Cette phrase possède donc deux structures de constituants; elle peut être analysée en « they — are — flying planes » et « they — are flying — planes ». En fait, cette phrase est précisément ambiguë de cette manière; nous pouvons l'interpréter comme « ce sont des avions qui volent », ou comme « ils pilotent des avions ». Quand la grammaire la plus simple fournira automatiquement pour une même phrase, des dérivations non équivalentes, nous dirons que nous avons un cas d'homonymie de construction, et nous pouvons proposer cette propriété formelle comme explication de l'ambiguïté de sens que présente la phrase en question. Au § 1 nous avons demandé que les grammaires nous éclairent sur l'utilisation et l'interprétation du langage (cf. (5)).
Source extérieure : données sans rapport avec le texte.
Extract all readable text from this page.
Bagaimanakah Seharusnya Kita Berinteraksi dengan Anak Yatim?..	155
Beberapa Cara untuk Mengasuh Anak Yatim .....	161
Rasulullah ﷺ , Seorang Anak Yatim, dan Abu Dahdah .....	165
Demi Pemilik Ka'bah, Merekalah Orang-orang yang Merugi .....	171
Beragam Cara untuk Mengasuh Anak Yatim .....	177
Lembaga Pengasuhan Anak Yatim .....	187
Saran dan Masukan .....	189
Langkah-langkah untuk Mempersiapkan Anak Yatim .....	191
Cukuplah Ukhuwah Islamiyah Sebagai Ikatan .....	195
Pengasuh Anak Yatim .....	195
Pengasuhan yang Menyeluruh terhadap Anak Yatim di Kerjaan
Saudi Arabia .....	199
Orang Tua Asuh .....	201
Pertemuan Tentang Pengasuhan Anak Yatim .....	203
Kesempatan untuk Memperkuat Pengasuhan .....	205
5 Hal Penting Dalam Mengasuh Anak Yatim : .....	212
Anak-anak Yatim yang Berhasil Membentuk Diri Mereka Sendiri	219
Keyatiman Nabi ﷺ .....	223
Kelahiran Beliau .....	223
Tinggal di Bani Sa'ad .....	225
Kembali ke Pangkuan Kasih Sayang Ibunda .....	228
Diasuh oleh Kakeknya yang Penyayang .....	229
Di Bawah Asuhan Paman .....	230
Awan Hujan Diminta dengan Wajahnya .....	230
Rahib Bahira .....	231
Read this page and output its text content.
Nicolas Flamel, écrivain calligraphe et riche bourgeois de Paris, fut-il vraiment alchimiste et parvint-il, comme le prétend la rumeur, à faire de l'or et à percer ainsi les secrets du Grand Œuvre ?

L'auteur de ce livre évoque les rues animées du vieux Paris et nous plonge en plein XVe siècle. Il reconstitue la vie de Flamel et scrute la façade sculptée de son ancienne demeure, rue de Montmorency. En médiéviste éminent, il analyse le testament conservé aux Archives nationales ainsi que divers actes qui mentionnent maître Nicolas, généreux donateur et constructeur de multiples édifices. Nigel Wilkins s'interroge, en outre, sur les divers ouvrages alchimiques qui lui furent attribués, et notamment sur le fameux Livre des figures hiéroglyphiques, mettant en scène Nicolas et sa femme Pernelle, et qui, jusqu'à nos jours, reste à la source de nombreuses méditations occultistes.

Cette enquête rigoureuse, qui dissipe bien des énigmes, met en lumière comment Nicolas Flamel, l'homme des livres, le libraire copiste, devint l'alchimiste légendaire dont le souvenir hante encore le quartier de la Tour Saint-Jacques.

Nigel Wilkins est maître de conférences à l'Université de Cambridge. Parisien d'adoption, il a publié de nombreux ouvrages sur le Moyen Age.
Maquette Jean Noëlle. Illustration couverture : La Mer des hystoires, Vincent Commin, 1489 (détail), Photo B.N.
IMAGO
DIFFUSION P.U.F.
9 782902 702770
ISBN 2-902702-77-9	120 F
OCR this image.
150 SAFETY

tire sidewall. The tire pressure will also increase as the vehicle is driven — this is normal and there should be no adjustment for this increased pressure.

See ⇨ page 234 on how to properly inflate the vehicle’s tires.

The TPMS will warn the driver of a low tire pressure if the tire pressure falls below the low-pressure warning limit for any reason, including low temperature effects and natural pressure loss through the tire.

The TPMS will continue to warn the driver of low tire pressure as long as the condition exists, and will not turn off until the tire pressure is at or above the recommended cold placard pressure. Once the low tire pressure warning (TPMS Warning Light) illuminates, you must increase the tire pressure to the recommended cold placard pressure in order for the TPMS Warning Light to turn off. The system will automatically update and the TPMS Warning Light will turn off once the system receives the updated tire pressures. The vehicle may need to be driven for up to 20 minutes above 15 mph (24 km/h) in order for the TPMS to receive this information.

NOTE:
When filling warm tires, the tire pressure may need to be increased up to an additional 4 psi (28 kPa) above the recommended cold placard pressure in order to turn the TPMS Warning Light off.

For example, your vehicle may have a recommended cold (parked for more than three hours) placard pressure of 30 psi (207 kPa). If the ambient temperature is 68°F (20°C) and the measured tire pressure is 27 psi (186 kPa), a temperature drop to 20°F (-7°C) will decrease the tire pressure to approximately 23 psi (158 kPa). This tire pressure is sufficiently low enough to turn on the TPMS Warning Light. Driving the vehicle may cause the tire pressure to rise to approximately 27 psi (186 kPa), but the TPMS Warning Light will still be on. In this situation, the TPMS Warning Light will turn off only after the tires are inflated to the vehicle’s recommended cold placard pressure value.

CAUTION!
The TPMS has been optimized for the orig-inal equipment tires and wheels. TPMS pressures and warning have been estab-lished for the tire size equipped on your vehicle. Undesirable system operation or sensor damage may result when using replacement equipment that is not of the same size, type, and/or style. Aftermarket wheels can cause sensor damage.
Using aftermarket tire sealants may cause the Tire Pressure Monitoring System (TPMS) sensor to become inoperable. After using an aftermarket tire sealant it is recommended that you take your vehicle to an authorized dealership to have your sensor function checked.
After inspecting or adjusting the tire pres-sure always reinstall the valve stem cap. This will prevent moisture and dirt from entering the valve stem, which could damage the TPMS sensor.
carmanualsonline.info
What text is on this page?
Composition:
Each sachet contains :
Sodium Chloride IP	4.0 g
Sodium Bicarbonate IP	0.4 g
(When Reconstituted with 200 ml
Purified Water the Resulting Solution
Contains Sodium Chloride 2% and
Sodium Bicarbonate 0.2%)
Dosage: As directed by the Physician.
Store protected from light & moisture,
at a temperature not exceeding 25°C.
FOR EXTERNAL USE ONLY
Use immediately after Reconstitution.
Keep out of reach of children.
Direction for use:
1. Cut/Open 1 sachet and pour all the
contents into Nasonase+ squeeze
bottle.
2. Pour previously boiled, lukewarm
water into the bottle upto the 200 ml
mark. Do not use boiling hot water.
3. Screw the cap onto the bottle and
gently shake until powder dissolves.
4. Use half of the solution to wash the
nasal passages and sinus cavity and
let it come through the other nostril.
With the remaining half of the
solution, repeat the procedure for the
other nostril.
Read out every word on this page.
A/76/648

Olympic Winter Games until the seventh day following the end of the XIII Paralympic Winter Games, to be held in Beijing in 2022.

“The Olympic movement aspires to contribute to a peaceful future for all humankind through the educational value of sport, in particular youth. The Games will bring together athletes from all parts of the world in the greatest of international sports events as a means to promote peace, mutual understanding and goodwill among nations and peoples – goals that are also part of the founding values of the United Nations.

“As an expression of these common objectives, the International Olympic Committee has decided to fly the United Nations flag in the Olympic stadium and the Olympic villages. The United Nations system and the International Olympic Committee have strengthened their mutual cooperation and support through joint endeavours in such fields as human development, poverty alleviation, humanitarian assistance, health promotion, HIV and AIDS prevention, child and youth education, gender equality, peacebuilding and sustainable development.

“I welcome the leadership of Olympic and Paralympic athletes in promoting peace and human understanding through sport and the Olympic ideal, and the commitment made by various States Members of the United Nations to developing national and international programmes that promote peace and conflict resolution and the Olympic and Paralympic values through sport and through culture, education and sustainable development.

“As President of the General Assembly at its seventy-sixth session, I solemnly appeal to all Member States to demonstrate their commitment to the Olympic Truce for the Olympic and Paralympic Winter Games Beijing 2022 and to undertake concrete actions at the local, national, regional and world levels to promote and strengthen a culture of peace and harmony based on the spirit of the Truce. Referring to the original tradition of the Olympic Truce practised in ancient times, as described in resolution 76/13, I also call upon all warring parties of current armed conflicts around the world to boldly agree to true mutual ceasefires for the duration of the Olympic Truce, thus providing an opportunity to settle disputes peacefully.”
Une des manières de vérifier la valeur d'une grammaire consiste à déterminer si oui ou non les cas d'homonymie de construction sont véritablement des cas d'ambiguïté de sens, comme pour (24). Nous retournerons à cet important problème au § 6.

Dans (20) — (24) l'élément # indiquait une limite de phrase (puis de mot). Cet élément peut être considéré comme appartenant au vocabulaire terminal Vt que nous avons discuté dans le paragraphe final de 3.2.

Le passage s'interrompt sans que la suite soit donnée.